[Pitch] Non-nil assignment and shorthand nil checks

Hi everyone! We oftentimes need to assign some value to a variable only if it's not nil, this leads to us having a code structured like this:

if let foo {
    bar = foo
}

This is already pretty compact but I'm here to suggest an even shorter version to this:

bar = foo?

Similar to how Swift already has bar? = foo to assign foo if bar != nil, code from my suggestion will assign foo to bar only if foo != nil

This can be expanded to another use case. Pretty often I find myself having a switch-case statement that goes over an optional value, I'd suggest we use the same operator here to write this:

switch foo? {
...
}

Instead of this:

if let foo {
    switch foo {
    ...
    }
}

Or this:

switch foo {
...
case .none: break
}

This also would imply any optional value can be used there, so would also be a valid code:

foo = bar()? // bar() -> Optional<...>
foo = (try? bar())? // bar() throws -> ...
foo = (await bar())? // bar() async -> ...

However I'm not particularly fond of how the last 2 lines look like but, well, no one forces us to right such code

Thanks for having a look, I'd be glad to discuss it in detail

Maybe this?

infix operator =? : AssignmentPrecedence

func =? <T> (lhs: inout T, rhs: T?) {
    if let rhs {
        lhs = rhs
    }
}

bar =? foo

Otherwise it's too confusing for my brain as it considers there's an assignment going on all the way up until it sees the trailing question mark.

Whether this should be in the standard library is another question.

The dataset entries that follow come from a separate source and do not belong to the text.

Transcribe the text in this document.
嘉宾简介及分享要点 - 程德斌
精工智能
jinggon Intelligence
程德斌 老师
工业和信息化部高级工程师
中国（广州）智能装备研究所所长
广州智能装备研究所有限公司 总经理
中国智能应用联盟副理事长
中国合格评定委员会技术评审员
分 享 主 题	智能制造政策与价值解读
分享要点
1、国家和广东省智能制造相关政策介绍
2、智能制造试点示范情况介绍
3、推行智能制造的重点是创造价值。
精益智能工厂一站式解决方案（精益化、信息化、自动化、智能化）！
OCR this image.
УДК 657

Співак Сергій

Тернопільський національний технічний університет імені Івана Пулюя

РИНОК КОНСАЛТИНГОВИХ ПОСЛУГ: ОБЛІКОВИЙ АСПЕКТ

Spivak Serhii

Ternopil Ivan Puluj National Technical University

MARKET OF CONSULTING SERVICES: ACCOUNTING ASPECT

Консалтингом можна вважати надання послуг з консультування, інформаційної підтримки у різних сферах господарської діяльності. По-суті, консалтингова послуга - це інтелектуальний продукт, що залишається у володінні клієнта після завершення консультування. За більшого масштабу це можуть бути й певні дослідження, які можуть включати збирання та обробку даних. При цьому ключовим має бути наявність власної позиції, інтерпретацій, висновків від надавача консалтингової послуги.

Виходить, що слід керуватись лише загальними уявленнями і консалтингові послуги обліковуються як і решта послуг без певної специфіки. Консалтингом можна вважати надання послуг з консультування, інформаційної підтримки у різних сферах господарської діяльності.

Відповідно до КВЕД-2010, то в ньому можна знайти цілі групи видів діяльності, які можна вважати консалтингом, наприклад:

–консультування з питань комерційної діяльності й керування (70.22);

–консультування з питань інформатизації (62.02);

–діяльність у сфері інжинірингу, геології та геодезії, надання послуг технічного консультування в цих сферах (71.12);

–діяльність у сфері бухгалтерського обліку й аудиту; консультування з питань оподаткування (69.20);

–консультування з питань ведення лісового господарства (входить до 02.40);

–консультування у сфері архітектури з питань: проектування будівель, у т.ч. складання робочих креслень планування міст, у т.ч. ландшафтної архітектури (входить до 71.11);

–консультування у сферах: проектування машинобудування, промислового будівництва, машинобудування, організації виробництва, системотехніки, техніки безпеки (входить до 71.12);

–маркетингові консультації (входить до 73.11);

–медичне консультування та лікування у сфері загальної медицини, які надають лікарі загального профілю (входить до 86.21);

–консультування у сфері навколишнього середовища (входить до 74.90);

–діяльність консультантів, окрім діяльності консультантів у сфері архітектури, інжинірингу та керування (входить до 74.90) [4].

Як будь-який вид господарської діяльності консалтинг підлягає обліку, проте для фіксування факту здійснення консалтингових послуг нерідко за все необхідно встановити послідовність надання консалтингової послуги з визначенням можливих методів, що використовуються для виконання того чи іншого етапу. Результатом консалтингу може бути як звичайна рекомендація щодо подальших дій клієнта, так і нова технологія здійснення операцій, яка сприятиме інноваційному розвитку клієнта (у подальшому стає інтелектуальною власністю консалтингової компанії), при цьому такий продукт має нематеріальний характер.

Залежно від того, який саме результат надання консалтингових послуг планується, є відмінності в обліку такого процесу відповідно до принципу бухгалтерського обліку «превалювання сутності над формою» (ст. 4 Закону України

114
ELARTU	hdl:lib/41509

The good point about your syntax (even if it's unprecedented) is that we could potentially use it for other assignment operators:

bar += foo?

without defining several new "optional" versions:

bar +=? foo

Although not for arbitrary operators:

bar < foo? // 🤔

unless we further redefine (complicate) the language to treat that returning an optional result in this case:

let result = bar < foo? ?? false

In both of these alternatives: will lhs be evaluated when rhs is nil? autoclosure doesn't work with inout argument, so the answer is yes for the operator version and not so obvious for your version. The original example doesn't evaluate bar if foo is nil

if let foo {
    bar = foo
}

BTW, I see no serious issue in this fragment:

switch foo {
...
case .none: break
}

hi @tera, thanks for reply. it didn't come to my mind that one could use it with e.g. += which is also a great thing, love it! My idea was that my solution wouldn't evaluate bar unless foo has value.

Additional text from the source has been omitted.